Studies indicate that Nuedexta is generally safe and well tolerated, with no evidence of clinically relevant cardiac or respiratory effects. Nuedexta has also been evaluated  for the potential for drug-drug interaction (DDI) with memantine,  another NMDA receptor antagonist. Minimal pharmacokinetic and pharmacodynamic interactions were observed between memantine and Nuedexta, suggesting they can be administered together without dose adjustment.

Use of Nuedexta or dextromethophan for pain or opioid management related conditions would be considered “off-label”but studies indicate they are safe and well tolerated.

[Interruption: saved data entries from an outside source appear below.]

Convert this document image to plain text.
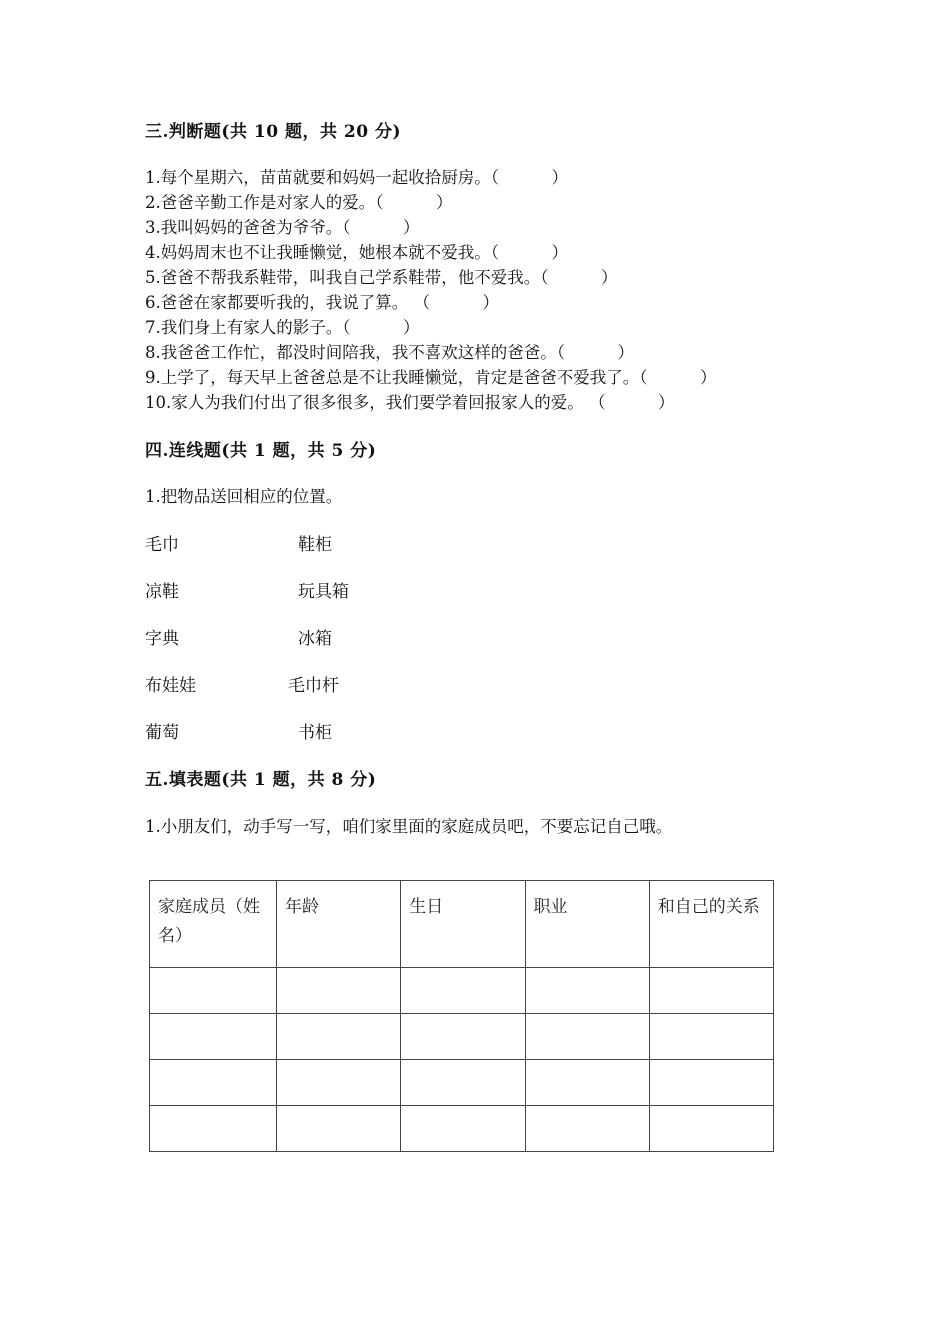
三.判断题(共 10 题，共 20 分)
1.每个星期六，苗苗就要和妈妈一起收拾厨房。（          ）
2.爸爸辛勤工作是对家人的爱。（          ）
3.我叫妈妈的爸爸为爷爷。（          ）
4.妈妈周末也不让我睡懒觉，她根本就不爱我。（          ）
5.爸爸不帮我系鞋带，叫我自己学系鞋带，他不爱我。（          ）
6.爸爸在家都要听我的，我说了算。 （          ）
7.我们身上有家人的影子。（          ）
8.我爸爸工作忙，都没时间陪我，我不喜欢这样的爸爸。（          ）
9.上学了，每天早上爸爸总是不让我睡懒觉，肯定是爸爸不爱我了。（          ）
10.家人为我们付出了很多很多，我们要学着回报家人的爱。 （          ）
四.连线题(共 1 题，共 5 分)
1.把物品送回相应的位置。
毛巾	鞋柜
凉鞋	玩具箱
字典	冰箱
布娃娃	毛巾杆
葡萄	书柜
五.填表题(共 1 题，共 8 分)
1.小朋友们，动手写一写，咱们家里面的家庭成员吧，不要忘记自己哦。
家庭成员（姓名）	年龄	生日	职业	和自己的关系
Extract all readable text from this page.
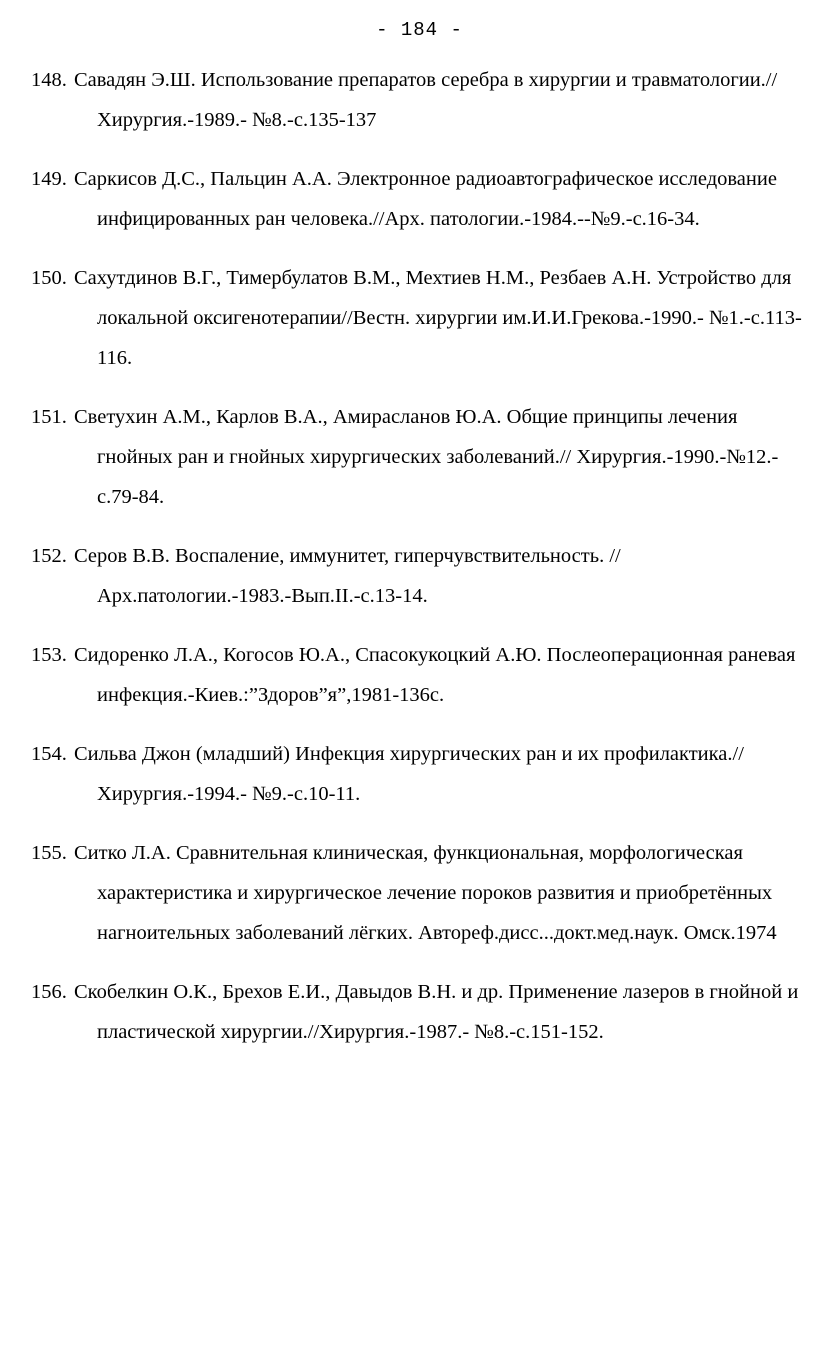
- 184 -
148. Савадян Э.Ш. Использование препаратов серебра в хирургии и травматологии.//Хирургия.-1989.- №8.-с.135-137
149. Саркисов Д.С., Пальцин А.А. Электронное радиоавтографическое исследование инфицированных ран человека.//Арх. патологии.-1984.--№9.-с.16-34.
150. Сахутдинов В.Г., Тимербулатов В.М., Мехтиев Н.М., Резбаев А.Н. Устройство для локальной оксигенотерапии//Вестн. хирургии им.И.И.Грекова.-1990.- №1.-с.113-116.
151. Светухин А.М., Карлов В.А., Амирасланов Ю.А. Общие принципы лечения гнойных ран и гнойных хирургических заболеваний.// Хирургия.-1990.-№12.-с.79-84.
152. Серов В.В. Воспаление, иммунитет, гиперчувствительность. //Арх.патологии.-1983.-Вып.II.-с.13-14.
153. Сидоренко Л.А., Когосов Ю.А., Спасокукоцкий А.Ю. Послеоперационная раневая инфекция.-Киев.:”Здоров”я”,1981-136с.
154. Сильва Джон (младший) Инфекция хирургических ран и их профилактика.//Хирургия.-1994.- №9.-с.10-11.
155. Ситко Л.А. Сравнительная клиническая, функциональная, морфологическая характеристика и хирургическое лечение пороков развития и приобретённых нагноительных заболеваний лёгких. Автореф.дисс...докт.мед.наук. Омск.1974
156. Скобелкин О.К., Брехов Е.И., Давыдов В.Н. и др. Применение лазеров в гнойной и пластической хирургии.//Хирургия.-1987.- №8.-с.151-152.
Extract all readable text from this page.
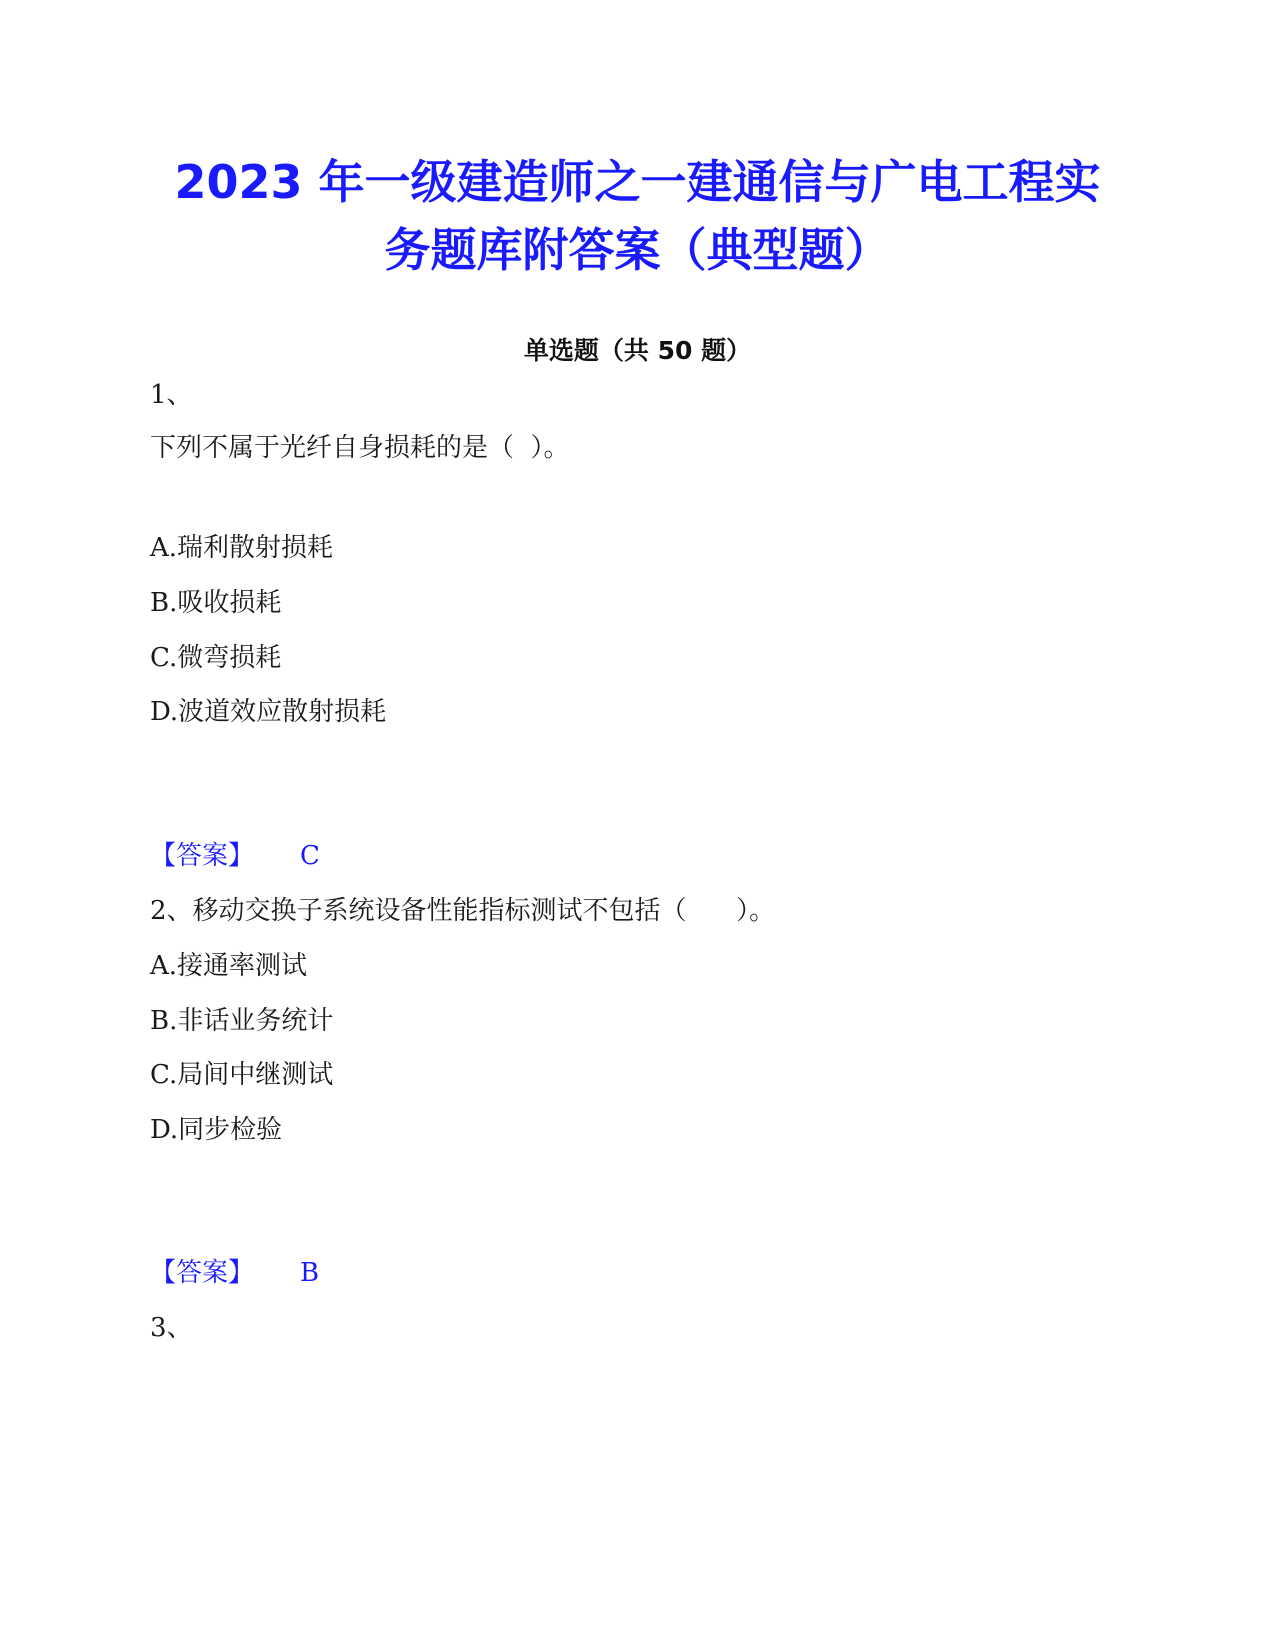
2023 年一级建造师之一建通信与广电工程实
务题库附答案（典型题）
单选题（共 50 题）
1、
下列不属于光纤自身损耗的是（  ）。
A.瑞利散射损耗
B.吸收损耗
C.微弯损耗
D.波道效应散射损耗
【答案】 C
2、移动交换子系统设备性能指标测试不包括（      ）。
A.接通率测试
B.非话业务统计
C.局间中继测试
D.同步检验
【答案】 B
3、
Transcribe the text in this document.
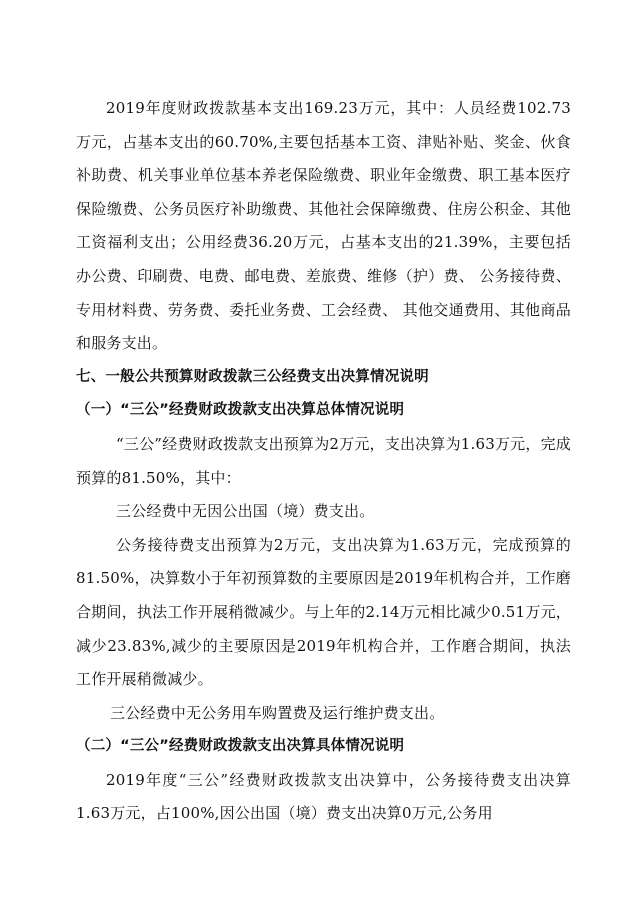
2019年度财政拨款基本支出169.23万元，其中：人员经费102.73万元，占基本支出的60.70%,主要包括基本工资、津贴补贴、奖金、伙食补助费、机关事业单位基本养老保险缴费、职业年金缴费、职工基本医疗保险缴费、公务员医疗补助缴费、其他社会保障缴费、住房公积金、其他工资福利支出；公用经费36.20万元，占基本支出的21.39%，主要包括办公费、印刷费、电费、邮电费、差旅费、维修（护）费、 公务接待费、专用材料费、劳务费、委托业务费、工会经费、 其他交通费用、其他商品和服务支出。

七、一般公共预算财政拨款三公经费支出决算情况说明

（一）“三公”经费财政拨款支出决算总体情况说明

“三公”经费财政拨款支出预算为2万元，支出决算为1.63万元，完成预算的81.50%，其中：

三公经费中无因公出国（境）费支出。

公务接待费支出预算为2万元，支出决算为1.63万元，完成预算的81.50%，决算数小于年初预算数的主要原因是2019年机构合并，工作磨合期间，执法工作开展稍微减少。与上年的2.14万元相比减少0.51万元，减少23.83%,减少的主要原因是2019年机构合并，工作磨合期间，执法工作开展稍微减少。

三公经费中无公务用车购置费及运行维护费支出。

（二）“三公”经费财政拨款支出决算具体情况说明

2019年度“三公”经费财政拨款支出决算中，公务接待费支出决算1.63万元，占100%,因公出国（境）费支出决算0万元,公务用
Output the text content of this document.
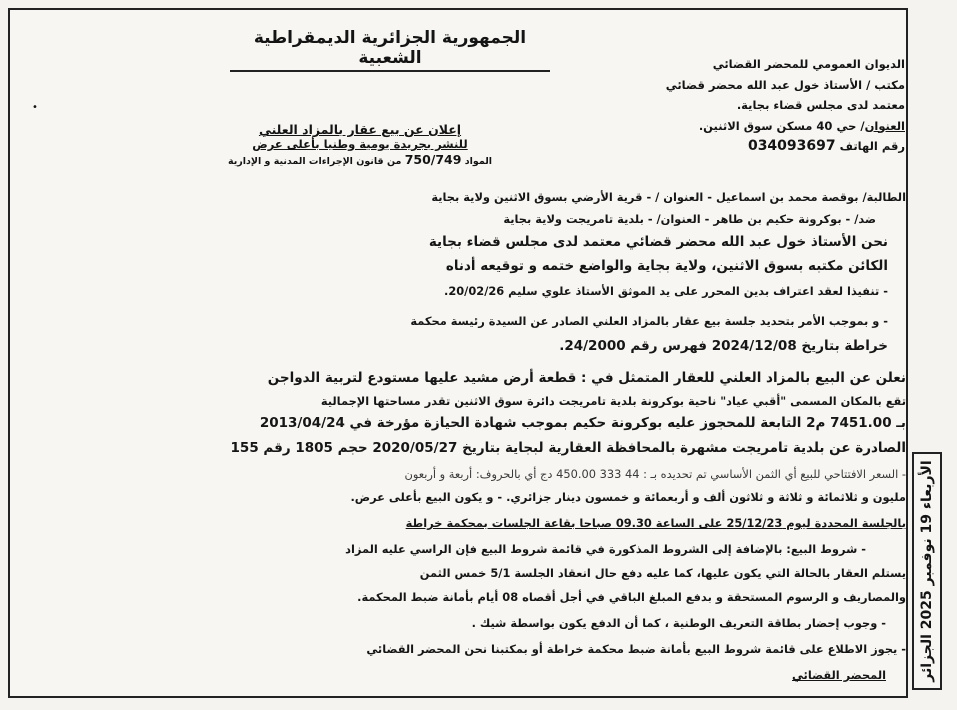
الجمهورية الجزائرية الديمقراطية الشعبية	الديوان العمومي للمحضر القضائي
مكتب / الأستاذ خول عبد الله محضر قضائي
معتمد لدى مجلس قضاء بجاية.
العنوان/ حي 40 مسكن سوق الاثنين.
رقم الهاتف 034093697
إعلان عن بيع عقار بالمزاد العلني
للنشر بجريدة يومية وطنيا بأعلى عرض
المواد 750/749 من قانون الإجراءات المدنية و الإدارية
•
الطالبة/ بوقصة محمد بن اسماعيل - العنوان / - قرية الأرضي بسوق الاثنين ولاية بجاية
ضد/ - بوكرونة حكيم بن طاهر - العنوان/ - بلدية تامريجت ولاية بجاية
نحن الأستاذ خول عبد الله محضر قضائي معتمد لدى مجلس قضاء بجاية
الكائن مكتبه بسوق الاثنين، ولاية بجاية والواضع ختمه و توقيعه أدناه
- تنفيذا لعقد اعتراف بدين المحرر على يد الموثق الأستاذ علوي سليم 20/02/26.
- و بموجب الأمر بتحديد جلسة بيع عقار بالمزاد العلني الصادر عن السيدة رئيسة محكمة
خراطة بتاريخ 2024/12/08 فهرس رقم 24/2000.
نعلن عن البيع بالمزاد العلني للعقار المتمثل في : قطعة أرض مشيد عليها مستودع لتربية الدواجن
تقع بالمكان المسمى "أقبي عياد" ناحية بوكرونة بلدية تامريجت دائرة سوق الاثنين تقدر مساحتها الإجمالية
بـ 7451.00 م2 التابعة للمحجوز عليه بوكرونة حكيم بموجب شهادة الحيازة مؤرخة في 2013/04/24
الصادرة عن بلدية تامريجت مشهرة بالمحافظة العقارية لبجاية بتاريخ 2020/05/27 حجم 1805 رقم 155
- السعر الافتتاحي للبيع أي الثمن الأساسي تم تحديده بـ : 44 333 450.00 دج أي بالحروف: أربعة و أربعون
مليون و ثلاثمائة و ثلاثة و ثلاثون ألف و أربعمائة و خمسون دينار جزائري. - و يكون البيع بأعلى عرض.
بالجلسة المحددة ليوم 25/12/23 على الساعة 09.30 صباحا بقاعة الجلسات بمحكمة خراطة
- شروط البيع: بالإضافة إلى الشروط المذكورة في قائمة شروط البيع فإن الراسي عليه المزاد
يستلم العقار بالحالة التي يكون عليها، كما عليه دفع حال انعقاد الجلسة 5/1 خمس الثمن
والمصاريف و الرسوم المستحقة و بدفع المبلغ الباقي في أجل أقصاه 08 أيام بأمانة ضبط المحكمة.
- وجوب إحضار بطاقة التعريف الوطنية ، كما أن الدفع يكون بواسطة شيك .
- يجوز الاطلاع على قائمة شروط البيع بأمانة ضبط محكمة خراطة أو بمكتبنا نحن المحضر القضائي
المحضر القضائي الأربعاء 19 نوفمبر 2025 الجزائر
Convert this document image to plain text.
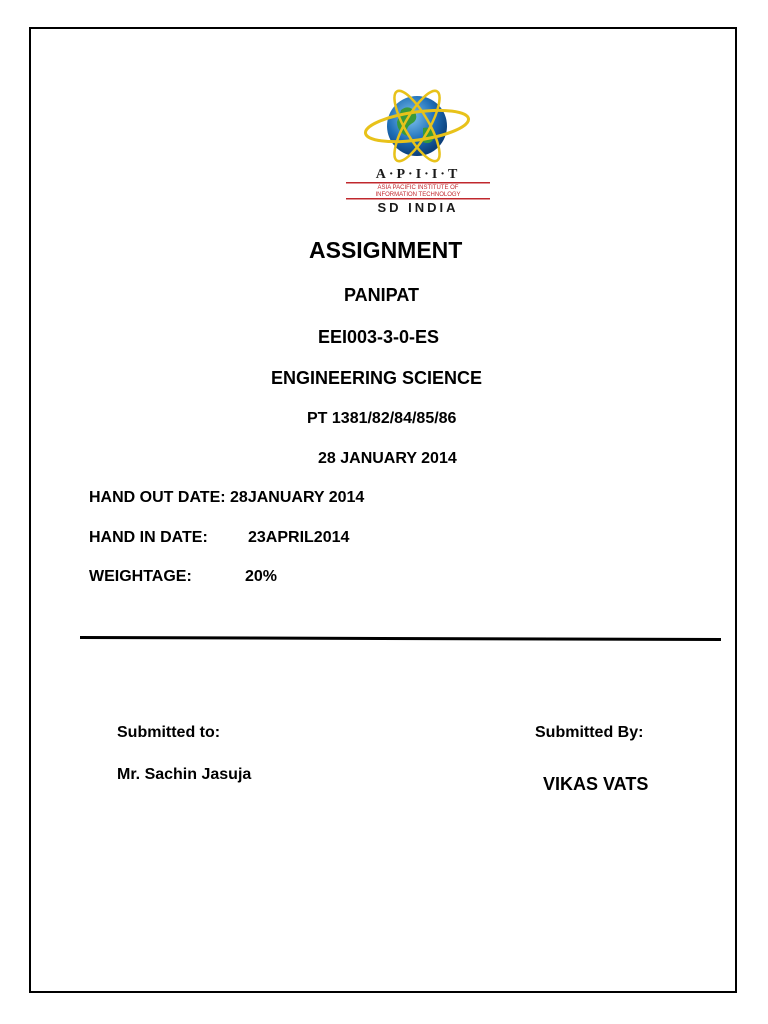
A·P·I·I·T
ASIA PACIFIC INSTITUTE OF
INFORMATION TECHNOLOGY
SD INDIA
ASSIGNMENT
PANIPAT
EEI003-3-0-ES
ENGINEERING SCIENCE
PT 1381/82/84/85/86
28 JANUARY 2014
HAND OUT DATE: 28JANUARY 2014
HAND IN DATE:	23APRIL2014
WEIGHTAGE:	20%
Submitted to:	Submitted By:
Mr. Sachin Jasuja	VIKAS VATS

Dextromethorphan Withdrawal Syndrome

With prolonged use, especially with high doses, a physical withdrawal syndrome can occur. Physical withdrawal symptoms are generally mild and may include intermittent vomiting, night sweats, muscle aches, diarrhea, restlessness, insomnia, and anxiety. The DXM dependence and physical withdrawal may be secondary to serotonergic and sigma-1 opioidergic properties of the drug although DXM affinities for these receptors is considered to be minimal.

One major factor limiting the use of DXM is its potential for abuse, as it is now recognized that at the higher doses DXM may produce a euphoric effect.